James lideró a los Seminoles a su primer campeonato de la ACC de su historia esta pasada temporada siendo un pilar fundamental del equipo, promediando casi 11 puntos, más de 8 rebotes y 2.3 tapones por encuentro en apenas 28 minutos de media por encuentro, siendo titular en 57 de los 69 partidos en total de su equipo en estos dos últimos años. Sabía cual era su papel en el equipo, y será el mismo que cuando salte al profesionalismo.

Conoce sus limitaciones como jugador, y pese a que es un chico mucho más avanzado que sus compañeros de promoción a nivel de madurez y de experiencias, su edad supone una importante lacra para él y para los equipos que apuesten por él de cara al futuro de su franquicia, ya que además de ser un rookie de 27 años es un jugador que comenzó a jugar en serio al baloncesto con apenas 21, y apenas tiene experiencia.

"Sé cómo ser un buen profesional, soy disciplinado y voy a trabajar duro. Sé cómo ser parte de un equipo y utilizo mi rol para el beneficio del grupo, es algo que aprendí cuando estaba en el Ejército, da igual la edad que tengas. Muchos de los jóvenes sólo piensan en ellos mismos y en su juego más que en una visión global del equipo".

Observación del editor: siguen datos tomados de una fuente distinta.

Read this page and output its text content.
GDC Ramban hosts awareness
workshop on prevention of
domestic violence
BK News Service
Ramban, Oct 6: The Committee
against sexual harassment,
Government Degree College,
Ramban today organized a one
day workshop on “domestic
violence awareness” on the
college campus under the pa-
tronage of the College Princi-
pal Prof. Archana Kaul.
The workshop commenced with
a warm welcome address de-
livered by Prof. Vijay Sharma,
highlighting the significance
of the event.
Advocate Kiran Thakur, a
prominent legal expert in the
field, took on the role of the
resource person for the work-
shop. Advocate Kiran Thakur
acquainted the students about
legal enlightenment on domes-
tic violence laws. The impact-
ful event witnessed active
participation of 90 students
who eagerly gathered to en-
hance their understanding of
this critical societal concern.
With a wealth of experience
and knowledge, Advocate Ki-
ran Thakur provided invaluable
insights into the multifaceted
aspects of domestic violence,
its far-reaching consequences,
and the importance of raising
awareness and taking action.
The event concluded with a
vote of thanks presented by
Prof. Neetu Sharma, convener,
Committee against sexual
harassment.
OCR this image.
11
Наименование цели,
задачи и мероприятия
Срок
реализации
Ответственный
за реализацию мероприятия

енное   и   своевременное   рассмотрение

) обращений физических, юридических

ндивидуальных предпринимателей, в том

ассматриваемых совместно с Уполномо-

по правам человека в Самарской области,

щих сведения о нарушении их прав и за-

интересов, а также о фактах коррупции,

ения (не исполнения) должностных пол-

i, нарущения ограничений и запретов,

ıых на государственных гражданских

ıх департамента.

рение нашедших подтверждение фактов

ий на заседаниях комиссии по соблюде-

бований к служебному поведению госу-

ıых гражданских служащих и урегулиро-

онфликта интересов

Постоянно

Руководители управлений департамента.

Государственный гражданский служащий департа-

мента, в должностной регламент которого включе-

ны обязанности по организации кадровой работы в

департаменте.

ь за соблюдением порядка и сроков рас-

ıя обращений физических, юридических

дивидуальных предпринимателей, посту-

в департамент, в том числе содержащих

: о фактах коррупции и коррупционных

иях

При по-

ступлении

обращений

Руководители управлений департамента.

Bernard James se ha preparado a conciencia. Antes de la noche del draft estuvo meses preparándose en un centro de acondicionamiento físico de alto nivel del estado de Florida, y las buenas sensaciones dejadas durante los work-outs anteriores al draft por diferentes franquicias dieron buena muestra de las aptitudes del jugador para jugar en la liga este mismo año. De hecho, además de Cleveland y Dallas, otros equipos como Charlotte, Washington o Golden State mostraron un muy alto interés en el jugador. Ahora, tan solo queda rubricar su contrato oficialmente con Dallas Mavericks y comenzar a disputar las ligas de verano de la NBA para cumplir su sueño.

"Estoy listo para lo que viene".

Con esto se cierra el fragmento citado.